Training Tomorrow’s Clinicians and Addictions Specialists

The lab is only one arena where IU experts are fighting addiction. IU is leading efforts to close the gap between the state’s need for medication-assisted addictions treatment and the available number of behavioral health professionals, which has been estimated at 7,000.

The IU School of Social Work at IUPUI is part of the Community Behavior Health Academy—a  partnership, led by local health care provider Community Health Network, to increase the number of people entering the workforce with dual licensure as a clinical social worker and a clinical addiction counselor.

Starting this fall, the first students will enter the program. Upon graduation, these students will represent a new wave of licensed social workers entering the community to treat thousands of patients. Lessons from the program will be openly shared with any interested parties.

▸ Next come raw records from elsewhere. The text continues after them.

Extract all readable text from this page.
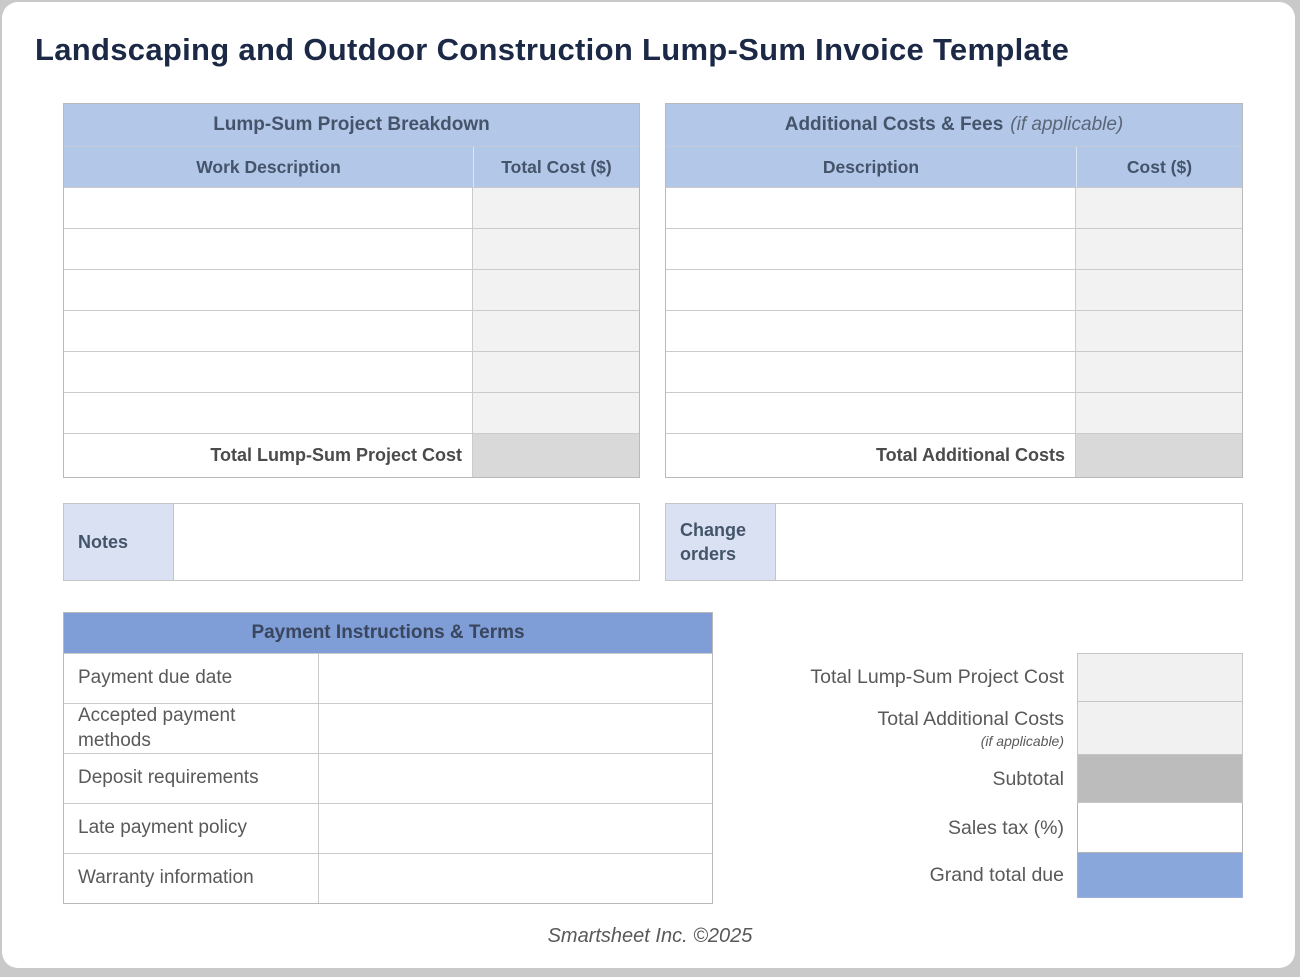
Landscaping and Outdoor Construction Lump-Sum Invoice Template
Lump-Sum Project Breakdown
Work Description	Total Cost ($)
Total Lump-Sum Project Cost
Additional Costs & Fees (if applicable)
Description	Cost ($)
Total Additional Costs
Notes
Change orders
Payment Instructions & Terms
Payment due date
Accepted payment methods
Deposit requirements
Late payment policy
Warranty information
Total Lump-Sum Project Cost
Total Additional Costs
(if applicable)
Subtotal
Sales tax (%)
Grand total due
Smartsheet Inc. ©2025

IU Health employee distributing free Naloxone

In April, 2019, the National Academy of Medicine (NAM) enlisted Indiana University to join a powerhouse collaborative dedicated to preventing opioid-related deaths and reversing national trends in opioid misuse and overdose. The collaborative brings together over 100 universities, hospitals, non-profits and other medical organizations to share research and best practices in the national fight against opioid addiction.

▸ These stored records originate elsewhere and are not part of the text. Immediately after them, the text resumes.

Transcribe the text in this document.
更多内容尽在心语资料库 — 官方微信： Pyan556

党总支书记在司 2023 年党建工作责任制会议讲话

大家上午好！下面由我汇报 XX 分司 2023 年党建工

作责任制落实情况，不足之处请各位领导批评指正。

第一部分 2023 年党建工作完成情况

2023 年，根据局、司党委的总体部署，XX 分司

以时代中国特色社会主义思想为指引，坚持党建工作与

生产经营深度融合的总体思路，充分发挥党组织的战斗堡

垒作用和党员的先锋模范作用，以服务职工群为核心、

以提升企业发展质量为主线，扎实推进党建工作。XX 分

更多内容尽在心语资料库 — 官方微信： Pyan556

The Behavioral Health Academy aligns with our commitment to our patients and the communities we serve. By creating a pipeline of qualified, specially trained therapists, we will strengthen our fight against the opioid epidemic and change the lives of those with addiction,” George Hurd Vice President of Community Behavioral Health.

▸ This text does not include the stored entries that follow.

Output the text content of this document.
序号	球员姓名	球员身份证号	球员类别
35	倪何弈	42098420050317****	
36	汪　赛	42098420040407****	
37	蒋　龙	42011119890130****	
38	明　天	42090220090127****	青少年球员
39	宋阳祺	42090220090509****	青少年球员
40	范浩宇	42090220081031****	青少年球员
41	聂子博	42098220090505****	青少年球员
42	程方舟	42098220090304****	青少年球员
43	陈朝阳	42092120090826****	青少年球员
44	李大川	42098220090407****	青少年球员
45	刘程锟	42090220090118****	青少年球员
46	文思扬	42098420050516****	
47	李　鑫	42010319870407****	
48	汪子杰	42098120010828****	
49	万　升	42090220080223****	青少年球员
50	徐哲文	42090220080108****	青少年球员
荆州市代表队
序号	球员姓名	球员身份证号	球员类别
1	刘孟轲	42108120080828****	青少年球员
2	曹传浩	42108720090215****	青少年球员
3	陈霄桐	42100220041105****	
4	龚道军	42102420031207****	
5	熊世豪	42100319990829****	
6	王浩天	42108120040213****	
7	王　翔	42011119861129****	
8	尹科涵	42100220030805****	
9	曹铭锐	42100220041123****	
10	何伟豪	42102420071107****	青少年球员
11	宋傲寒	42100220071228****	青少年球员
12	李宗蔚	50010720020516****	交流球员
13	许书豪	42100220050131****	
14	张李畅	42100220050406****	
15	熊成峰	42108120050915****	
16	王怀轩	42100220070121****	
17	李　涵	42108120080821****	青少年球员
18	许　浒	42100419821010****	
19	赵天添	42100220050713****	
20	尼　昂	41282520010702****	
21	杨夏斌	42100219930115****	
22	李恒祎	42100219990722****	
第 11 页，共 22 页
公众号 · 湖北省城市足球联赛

Eliminating Regulatory Obstacles and Identifying Policy Priorities

Another project has been working with federal and state legislators and government officials to help eliminate regulatory obstacles to, and prioritize policy options for, effective responses to substance use disorders.

At the request of members of Indiana’s congressional delegation, IU experts on health law
Nicolas Terry, Ross Silverman, and Aila Hoss produced a report on “Legal and Policy Best Practices in Response to the Substance Abuse Crisis.”

This was followed by a study and report, “Innovations in Opioid Law and Policy Interventions,” providing examples of effective interventions in four primary areas: rethinking criminalization; strengthening public health; increasing and improving treatment; and effecting change.

Nic Terry stands in a library

Nicolas Terry
Executive Director of the William S. and Christine S. Hall Center for Law and Health 

IU faculty have also partnered with the Addiction Policy Forum to meet with congressional staff, brief agency officials, and host workshops on Capitol Hill. Terry also has delivered testimony in front of the U.S. Senate Special Committee on Aging, during a hearing titled “Preventing and Treating Opioid Misuse Among Older Americans.”

In addition, the university has partnered with the Indiana Supreme Court and state agencies to help train almost 1,000 court and law enforcement officials on Medically Assisted Treatment for addictions, and led a coalition of nonprofit groups and government agencies to distribute Naloxone kits and provide training in their use across Indianapolis.

Fueling Progress

Responding to the Addictions Crisis is one of three Grand Challenge initiatives at IU. The other two are working to advance individualized precision health and to help communities, businesses, and individuals prepare for environmental change. All have three objectives in common: address critical issues facing the public; work with key partners to provide holistic, practical recommendations; and create replicable models.

Robin Newhouse, principal investigator
A challenge that is this complex requires a comprehensive response. Together with our partners and community, we are responding with an integrated, multidisciplinary approach that can help us understand and address the factors that contribute to addiction now and in the future.” Robin Newhouse Dean of Indiana University’s School of Nursing and Principal Investigator of the Responding to the Addictions Crisis Grand Challenge.